Well a life sim would involve Offsprings right? So if you want to "genetically" pass traits, you should learn how each genes (in Chromosomes) behave on a DIPLOID(Sexual) cells.

A proccess I've been using and teaching is called the "Punnet Square". Try to Google search it. Its very easy to implement into code.

[Agamemnus]

Yes, mine is similar.

Except that recessive and dominant genes are determined by score, of course.

The latest version (in LISP) takes two random organisms from the whole population. Then it goes through all the genes of said organisms, and creates a number for each organism. The organism with the highest number duplicates the bit in the other organism.

The number is determined by (.75 + INT(RND * .25)) * the score of the individual in the latest version.

In all versions, new generations of organisms are not created but merely old ones changed. It keeps a lot of the old population, keeping the ecosystem stead, and increases chances of a good result. It's also more memory efficient.

I plan to add another feature which will add recessive and dominant genes. Who gets which genes will still not be determined by recessiveness, but the actual program will be dependant on it.

The way I will do it is instead of having one bitstring for the organism, I will have three or five. The zero or one with the most count will be the one used. This will have to be compressed to a new bitstring for running the simulation to avoid recounting.

[RST]

Thanks for the replies - just another quick question:

In the program I'm working on, the organisms compete against one another and pass on the most effective AI scripts. In theory, this should develope a kick-butt AI script, but I'm not very far with the program.

I've run into a problem: after a while, the organisms work themselves into a corner and can't backtrack to find a better solution. They get stuck. How can I fix this?

Thanks in advance.

[Agamemnus]

Code:

I've run into a problem: after a while, the organisms work themselves into a corner and can't backtrack to find a better solution. They get stuck. How can I fix this?

The triple bitstring and the way that I evolved and the organisms help in this: they make the transition slower yet less random. (as in, do not just throw away the worst 50%!)

There are two other ways. You can either increase the amount of organisms (this won't work if you just keep evolving from a small subsection of your population, it WILL get stuck) or you can make the programs more or less complex by introducing some other sort of redundancy.

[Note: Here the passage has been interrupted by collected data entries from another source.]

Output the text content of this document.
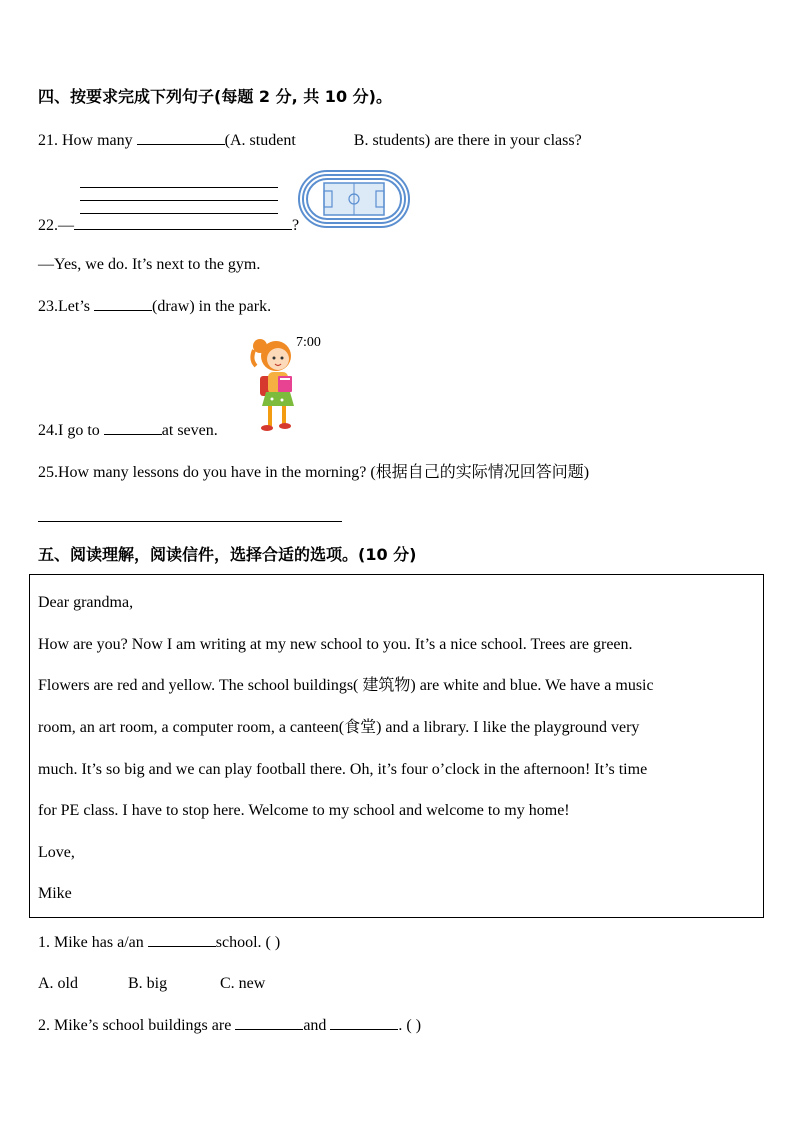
四、按要求完成下列句子(每题 2 分, 共 10 分)。
21. How many	(A. student	B. students) are there in your class?
22.—	?
—Yes, we do. It’s next to the gym.
23.Let’s	(draw) in the park.
7:00
24.I go to	at seven.
25.How many lessons do you have in the morning? (根据自己的实际情况回答问题)
五、阅读理解，阅读信件，选择合适的选项。(10 分)
Dear grandma,
How are you? Now I am writing at my new school to you. It’s a nice school. Trees are green.
Flowers are red and yellow. The school buildings( 建筑物) are white and blue. We have a music
room, an art room, a computer room, a canteen(食堂) and a library. I like the playground very
much. It’s so big and we can play football there. Oh, it’s four o’clock in the afternoon! It’s time
for PE class. I have to stop here. Welcome to my school and welcome to my home!
Love,
Mike
1. Mike has a/an	school. ( )
A. old	B. big	C. new
2. Mike’s school buildings are	and	. ( )
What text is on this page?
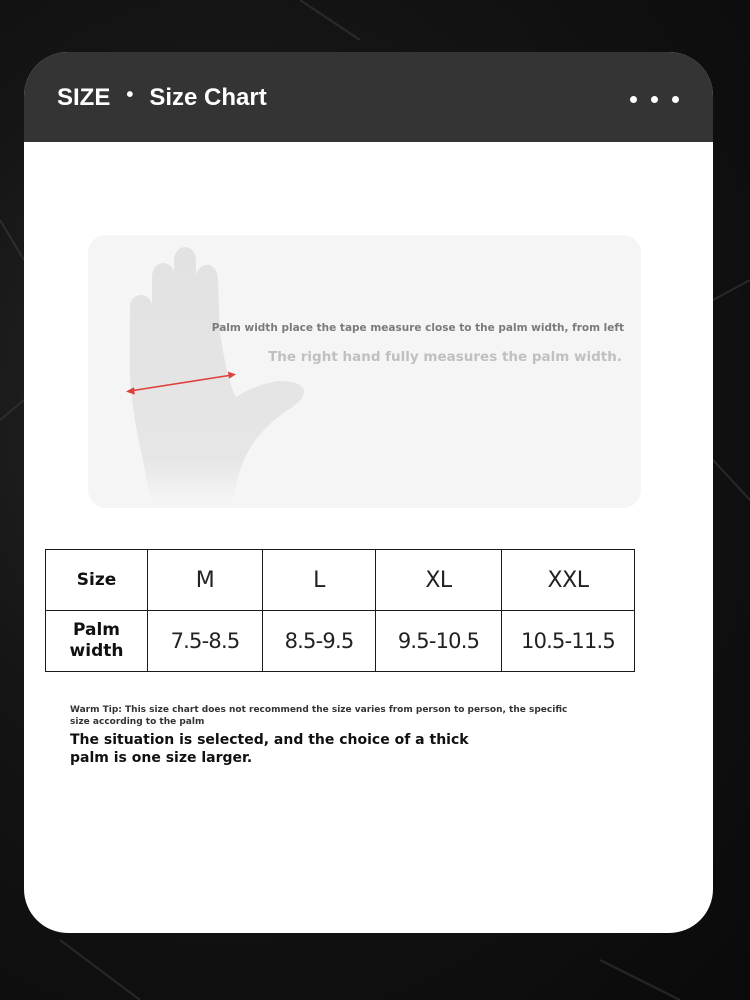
SIZE • Size Chart
Palm width place the tape measure close to the palm width, from left
The right hand fully measures the palm width.
Size	M	L	XL	XXL
Palm width	7.5-8.5	8.5-9.5	9.5-10.5	10.5-11.5
Warm Tip: This size chart does not recommend the size varies from person to person, the specific size according to the palm
The situation is selected, and the choice of a thick palm is one size larger.
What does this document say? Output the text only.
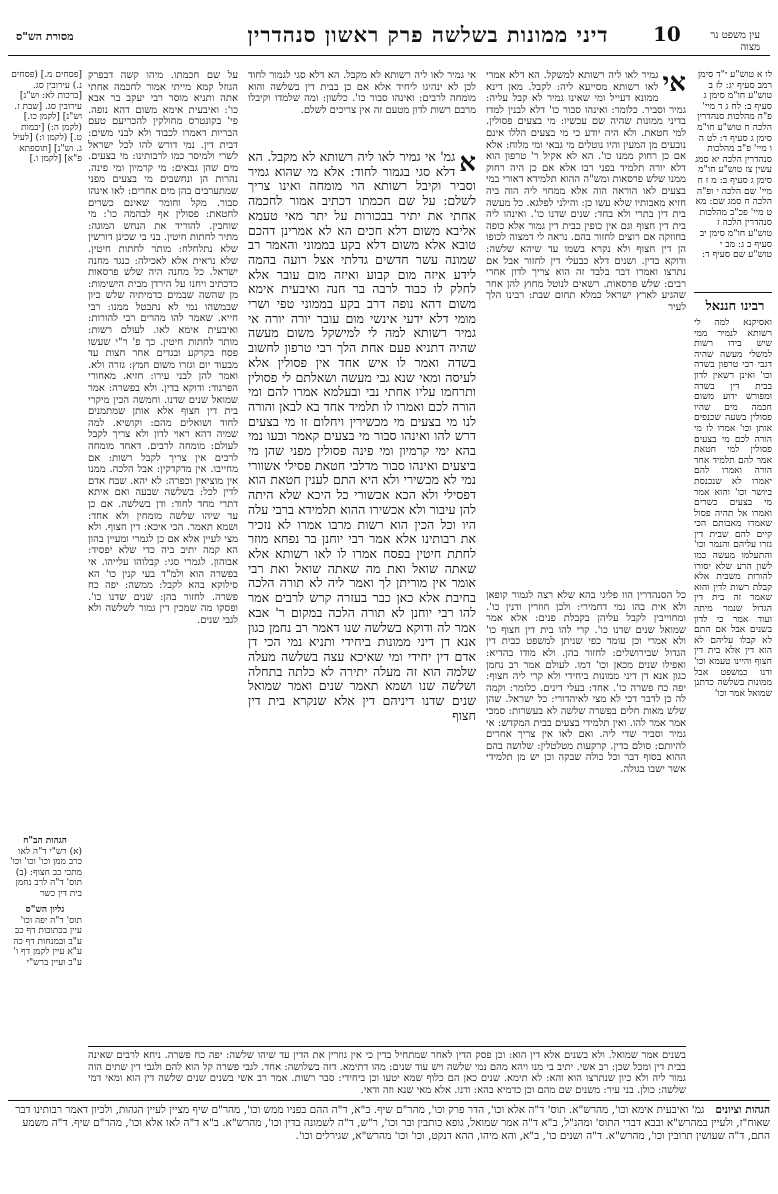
מסורת הש"ס	דיני ממונות בשלשה פרק ראשון סנהדרין	10	עין משפט נר מצוה

אי גמיר לאו ליה רשותא לא מקבל. הא דלא סגי לגמור לחוד לכן לא ינהיגו ליחיד אלא אם כן בבית דין בשלשה והוא מומחה לרבים: ואינהו סבור כו'. כלשון: ומה שלמדו וקיבלו מרבם רשות לדון מטעם זה אין צריכים לשלם.

א

גמ' אי גמיר לאו ליה רשותא לא מקבל. הא דלא סגי בגמור לחוד: אלא מי שהוא גמיר וסביר וקיבל רשותא הוי מומחה ואינו צריך לשלם: על שם חכמתו דכתיב אמור לחכמה אחתי את יתיר בבכורות על יתר מאי טעמא אליבא משום דלא חכים הא לא אמרינן דהכם טובא אלא משום דלא בקע בממוני והאמר רב שמונה עשר חדשים גדלתי אצל רועה בהמה לידע איזה מום קבוע ואיזה מום עובר אלא לחלק לו כבוד לרבה בר חנה ואיבעית אימא משום דהא נופה דרב בקע בממוני טפי ושרי מומי דלא ידעי אינשי מום עובר יורה יורה אי גמיר רשותא למה לי למישקל משום מעשה שהיה דתניא פעם אחת הלך רבי טרפון לחשוב בשדה ואמר לו איש אחד אין פסולין אלא לעיסה ומאי שנא גבי מעשה ושאלתם לי פסולין ותרחמו עליו אחתי נבי ובעלמא אמרו להם ומי הורה לכם ואמרו לו תלמיד אחד בא לבאן והורה לנו מי בצעים מי מכשירין ויחלום זו מי בצעים דרש להו ואינהו סבור מי בצעים קאמר ובעו נמי בהא ימי קרמיון ומי פינה פסולין מפני שהן מי ביצעים ואינהו סבור מדלבי חטאת פסילי אשוורי נמי לא מכשירי ולא היא התם לענין חטאת הוא דפסילי ולא הכא אכשורי כל היכא שלא היתה להן עיבור ולא אכשירו ההוא תלמידא ברבי עלה היו וכל הכין הוא רשות מרבו אמרו לא נזכיר את רבותינו אלא אמר רבי יוחנן בר נפחא מוזר לחתת חיטין בפסח אמרו לו לאו רשותא אלא שאתה שואל ואת מה שאתה שואל ואת רבי אומר אין מוריתן לך ואמר ליה לא תורה הלכה בחיבת אלא כאן כבר בעזרה קרש לרבים אמר להו רבי יוחנן לא תורה הלכה במקום ר' אבא אמר לה ודוקא בשלשה שנו דאמר רב נחמן כגון אנא דן דיני ממונות ביחידי ותניא נמי הכי דן אדם דין יחידי ומי שאיכא עצה בשלשה מעלה שלמה הוא זה מעלה יתירה לא כלתה בתחלה ושלשה שנו ושמא תאמר שנים ואמר שמואל שנים שדנו דיניהם דין אלא שנקרא בית דין חצוף

אי

גמיר לאו ליה רשותא למשקל. הא דלא אמרי לאו רשותא מסייעא ליה: לקבל. מאן דינא ממונא דעייל ומי שאינו גמיר לא קבל עליה: גמיר וסביר. כלומר: ואינהו סבור כו' דלא לבנין למדו בדיני ממונות שהיה שם עכשיו: מי בצעים פסולין. למי חטאת. ולא היה יודע כי מי בצעים הללו אינם נובעים מן המעין והיו נוטלים מי גבאי ומי מלוח: אלא אם כן רחוק ממנו כו'. הא לא אקיל ר' טרפון הוא דלא יורה תלמיד בפני רבו אלא אם כן היה רחוק ממנו שלש פרסאות ומש"ה ההוא תלמידא דאורי במי בצעים לאו הוראה הוה אלא ממחוי ליה הוה ביה חזיא מאבותיו שלא עשו כן: והילני לפלגא. כל מעשה בית דין בתרי ולא בחד: שנים שדנו כו'. ואינהו ליה בית דין חצוף וגם אין כופין כבית דין גמור אלא כופה בחוזקה אם רוצים לחזור בהם. נראה לי דמצוה לכופו הן דין חצוף ולא נקרא בשמו עד שיהא שלשה: ודוקא בדין. ושנים דלא כבעלי דין לחזור אבל אם נתרצו ואמרו דבר בלבד זה הוא צריך לדון אחרי רבים: שלש פרסאות. רשאים לנוטל מחוץ להן אחר שהגיע לארץ ישראל כמלא תחום שבת: רבינו הלך לעיר

כל הסנהדרין הוו פליגי בהא שלא רצה לגמור קופאן ולא אית בהו נמי דחמירי: ולכן חוזרין ודנין כו'. ומחוייבין לקבל עליהן בקבלת פנים: אלא אמר שמואל שנים שדנו כו'. קרי להו בית דין חצוף כו' ולא אמרי וכן עומד כפי שניתן למשפט כבית דין הגדול שבירושלים: לחזור בהן. ולא מודו בהדיא: ואפילו שנים מכאן וכו' דמו. לעולם אמר רב נחמן כגון אנא דן דיני ממונות ביחידי ולא קרי ליה חצוף: יפה כח פשרה כו'. אחד: בעלי דינים. כלומר: וקמה לה כן לדבר דכי לא מצי לאיהדורי: כל ישראל. שהן שלש מאות חלים בפשרה שלשה לא בעשרות: סמכי אמר אמר להו. ואין תלמידי בצעים בבית המקדש: אי גמיר וסביר שדי ליה. ואם לאו אין צריך אחרים להיותם: סולם בדין. קרקעות מטלטלין: שלושה בהם ההוא בסוף דבר וכל כולה שבקה וכן יש מן תלמידי אשר ישבו בגולה.

על שם חכמתו. מיהו קשה דבפרק הגוזל קמא מייתי אמור לחכמה אחתי אתה ותניא מוסר רבי יעקב בר אבא כו': ואיבעית אימא משום דהא נופה. פי' בקונטרס מחולקין להכריעם טעם הבריות דאמרו לכבוד ולא לבני משים: דבית דין. נמי דורש להו לכל ישראל לשרי ולמיסר כמו לרבותינו: מי בצעים. מים שהן גבאים: מי קרמיון ומי פינה. נהרות הן ונחשבים מי בצעים מפני שמתערבים בהן מים אחרים: לאו אינהו סבור. מקל וחומר שאינם כשרים לחטאת: פסולין אף לבהמה כו': מי שוחבין. להוריד את הנחש המוגה: מתיר לחתות חיטין. בני בי שכינן דורשין שלא נתלחלח: מותר לחתות חיטין. שלא נראית אלא לאכילה: כנגד מחנה ישראל. כל מחנה היה שלש פרסאות כדכתיב ויחנו על הירדן מבית הישימות: מן שהשה שבמים כדמיתיה שלש כיון שבמשהו נמי לא נתבטל ממנו: רבי חייא. שאמר להו מהרים רבי להורות: ואיבעית אימא לאו. לעולם רשות: מותר לחתות חיטין. כך פ' ר"י שעשו פסח בקרקע ובגדים אחר חצות עד מבעוד יום וגזרו משום חמץ: גזרה ולא. ואמר להן לבני עירו: חזיא. מאחורי הפרגוד: ודוקא בדין. ולא בפשרה: אמר שמואל שנים שדנו. וחמשה הכין מיקרי בית דין חצוף אלא אותן שמתמנים לחוד ושואלים מהם: וקושיא. למה שמיה דהא ראוי לדון ולא צריך לקבל לעולם: מומחה לרבים. דאחד מומחה לרבים אין צריך לקבל רשות: אם מחייבו. אין מדקדקין: אבל הלכה. ממנו אין מוציאין וכפרה: לא יהא. שבח אדם לדין לכל: בשלשה שבעה ואם איתא דתרי מחד לחוד: ודן בשלשה. אם כן עד שיהו שלשה מומחין ולא אחד: ושמא תאמר. הכי איכא: דין חצוף. ולא מצי לעיין אלא אם כן לגמרי ומעיין בהון הא קמה יתיב ביה כדי שלא יפסיד: אבוהון. לגמרי סגי: קבלוהו עלייהו. אי בפשרה הוא ולמ"ד בעי קנין כו' הא סילוקא בהא לקבל: ממשה: יפה כח פשרה. לחזור בהן: שנים שדנו כו'. ופסקו מה שמכין דין גמור לשלשה ולא לגבי שנים.

בשנים אמר שמואל. ולא בשנים אלא דין הוא: וכן פסק הדין לאחר שמתחיל בדין כי אין גוזרין את הדין עד שיהו שלשה: יפה כח פשרה. ניחא לרבים שאינה בבית דין ומכל שכן: רב אשי. יתיב בי מנו ויהא מהם נמי שלשה ויש עוד שנים: מהו דתימא. דזה בשלושה: אחד. לגבי פשרה קל הוא להם ולגבי דין שתים הוה גמור ליה ולא כיון שנתרצו הוא והא: לא תימא. שנים כאן הם כלוף שמא יטעו וכן ביחידי: סבר רשות. אמר רב אשי בשנים שנים שלשה דין הוא ומאי דמי שלשה: כולן. בני עיר: משנים שם מהם וכן כדמיא בהא: ודנו. אלא מאי שנא וזה ודאי.

לו א טוש"ע י"ד סימן רמב סעיף יג: לז ב טוש"ע חו"מ סימן ג סעיף ב: לח ג ד מיי' פ"ה מהלכות סנהדרין הלכה ח טוש"ע חו"מ סימן ג סעיף ד: לט ה ו מיי' פ"ב מהלכות סנהדרין הלכה יא סמג עשין צז טוש"ע חו"מ סימן ג סעיף ב: מ ז ח מיי' שם הלכה י ופ"ה הלכה ח סמג שם: מא ט מיי' פכ"ב מהלכות סנהדרין הלכה ז טוש"ע חו"מ סימן יב סעיף ב ג: מב י טוש"ע שם סעיף ד:

רבינו חננאל

ואסיקנא למה לי רשותא לנמיר ממי שיש בידו רשות למשלי מעשה שהיה דגבי רבי טרפון בשדה וכו' ואינן רשאין לדון בבית דין בשדה ומפורש ידוע משום חכמה מים שהיו פסולין בשעה שכנפים אותן וכו' אמרו לו מי הורה לכם מי בצעים פסולין למי חטאת אמר להם תלמיד אחד הורה ואמרו להם יאמרו לא שנכנסת ביושר וכו' והוא אמר מי בצעים כשרים ואמרו אל תהיה פסול שאמרו מאבותם הכי קיים להם שבית דין גזרו עליהם והנמר וכו' והתעלמו מעשה כמו לשון הרע שלא יסורו להורות משבית אלא קבלת רשות לדין והוא שאמר זה בית דין הגדול שנמר מיתה ועוד אמר כי לדון בשנים אבל אם התם לא קבלו עליהם לא הוא דין אלא בית דין חצוף והיינו טעמא וכו' ודנו כמשפט אבל ממונות בשלשה כדתנן שמואל אמר וכו'

[פסחים מ.] (פסחים נ.) עירובין סג. [ברכות לא: וש"נ] עירובין סג. [שבת ז. וש"נ] [לקמן כו.] (לקמן ה:) [יבמות ט.] (לקמן ו:) [לעיל ג. וש"נ] [תוספתא פ"א] [לקמן ו.]

הגהות הב"ח

(א) רש"י ד"ה לאו כרב ממן וכו' וכו' וכו' מתכי כב חצוף: (ב) תוס' ד"ה לרב נחמן בית דין כשר

גליון הש"ס

תוס' ד"ה יפה וכו' עיין בכתובות דף כב ע"ב ובמנחות דף כה ע"א עיין לקמן דף ו' ע"ב ועיין ברש"י

הגהות וציונים   גמ' ואיבעית אימא וכו', מהרש"א. תוס' ד"ה אלא וכו', הדר פרק וכו', מהר"ם שיף. ב"א, ד"ה ההם בפניו ממש וכו', מהר"ם שיף מציין לעיין הגהות, ולכיון דאמר רבותינו דבר שאוח"ז, ולעיין במהרש"א ובבא דברי התוס' ומהנ"ל, ב"א ד"ה אמר שמואל, גופא כותבין ובר וכו', ר"ש, ד"ה לשמונה בדין וכו', מהרש"א. ב"א ד"ה לאו אלא וכו', מהר"ם שיף. ד"ה משמע התם, ד"ה שעושין תרובין וכו', מהרש"א. ד"ה ושנים כו', ב"א, והא מיהו, ההא דנקט, וכו' וכו' מהרש"א, שגירלים וכו'.
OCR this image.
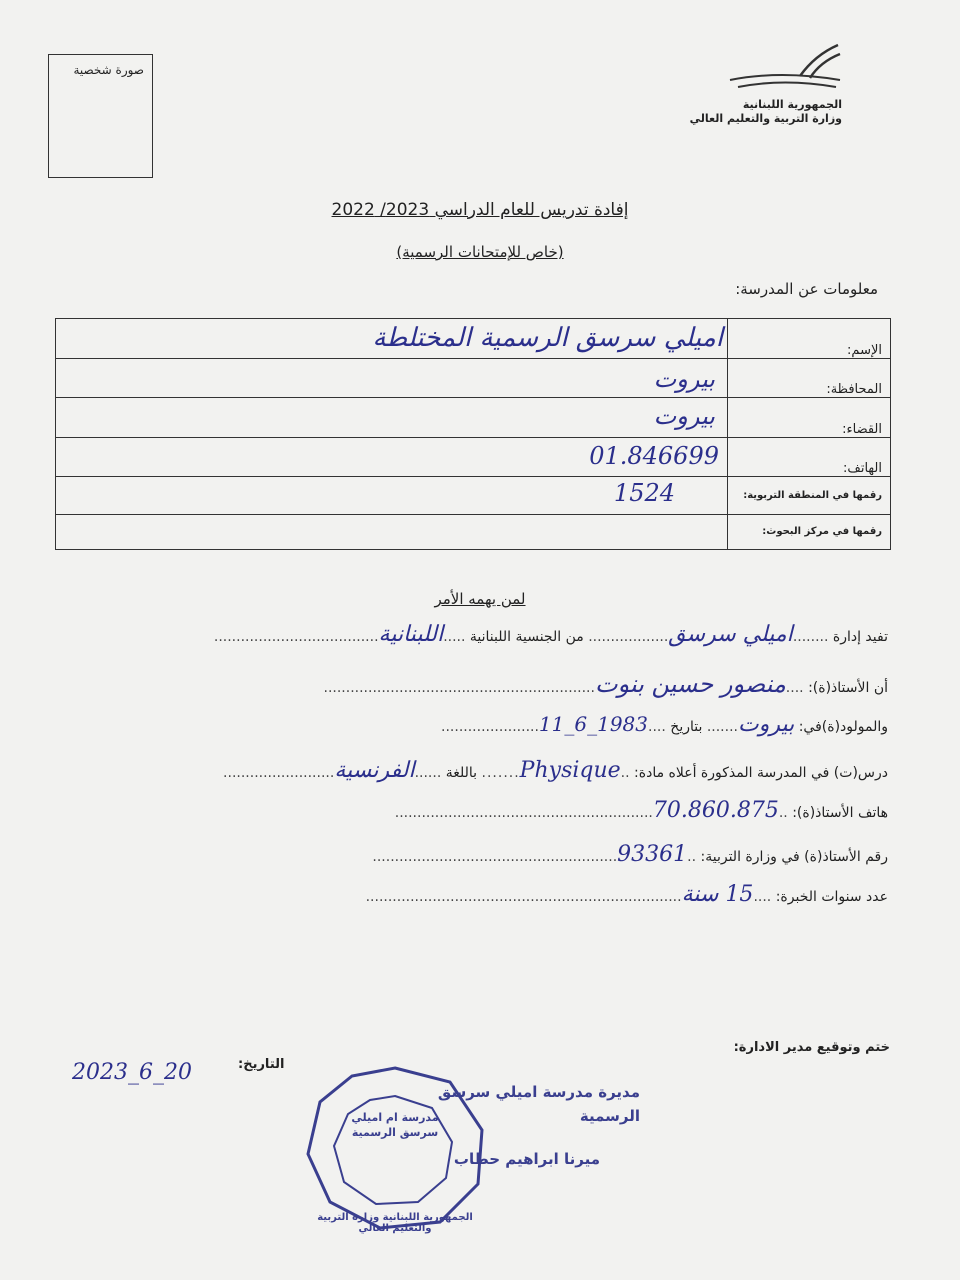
صورة شخصية
الجمهورية اللبنانية
وزارة التربية والتعليم العالي
إفادة تدريس للعام الدراسي 2023/ 2022
(خاص للإمتحانات الرسمية)
معلومات عن المدرسة:
اميلي سرسق الرسمية المختلطة	الإسم:

بيروت	المحافظة:

بيروت	القضاء:

01.846699	الهاتف:

1524	رقمها في المنطقة التربوية:

	رقمها في مركز البحوث:
لمن يهمه الأمر
تفيد إدارة ........اميلي سرسق.................. من الجنسية اللبنانية .....اللبنانية.....................................
أن الأستاذ(ة): ....منصور حسين بنوت.............................................................
والمولود(ة)في: بيروت....... بتاريخ ....1983_6_11......................
درس(ت) في المدرسة المذكورة أعلاه مادة: ..Physique....... باللغة ......الفرنسية.........................
هاتف الأستاذ(ة): ..70.860.875..........................................................
رقم الأستاذ(ة) في وزارة التربية: ..93361.......................................................
عدد سنوات الخبرة: ....15 سنة.......................................................................
ختم وتوقيع مدير الادارة:
التاريخ:
2023_6_20
مدرسة ام اميلي سرسق الرسمية
الجمهورية اللبنانية وزارة التربية والتعليم العالي
مديرة مدرسة اميلي سرسق الرسمية
ميرنا ابراهيم حطاب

For example, in another program that I have in my site somewhere, the task is to convert a certain amount of M money into N coins. The evolved genetic algorithm has a list of coins to swap: 25 to 5 5's, 10 to 10 1's, etc. The list is read and the swaps are made if it brings you closer to the goal..

anyways, if one good swap is accidentally mutated, it evolves redundant (identical) swaps, so all is good.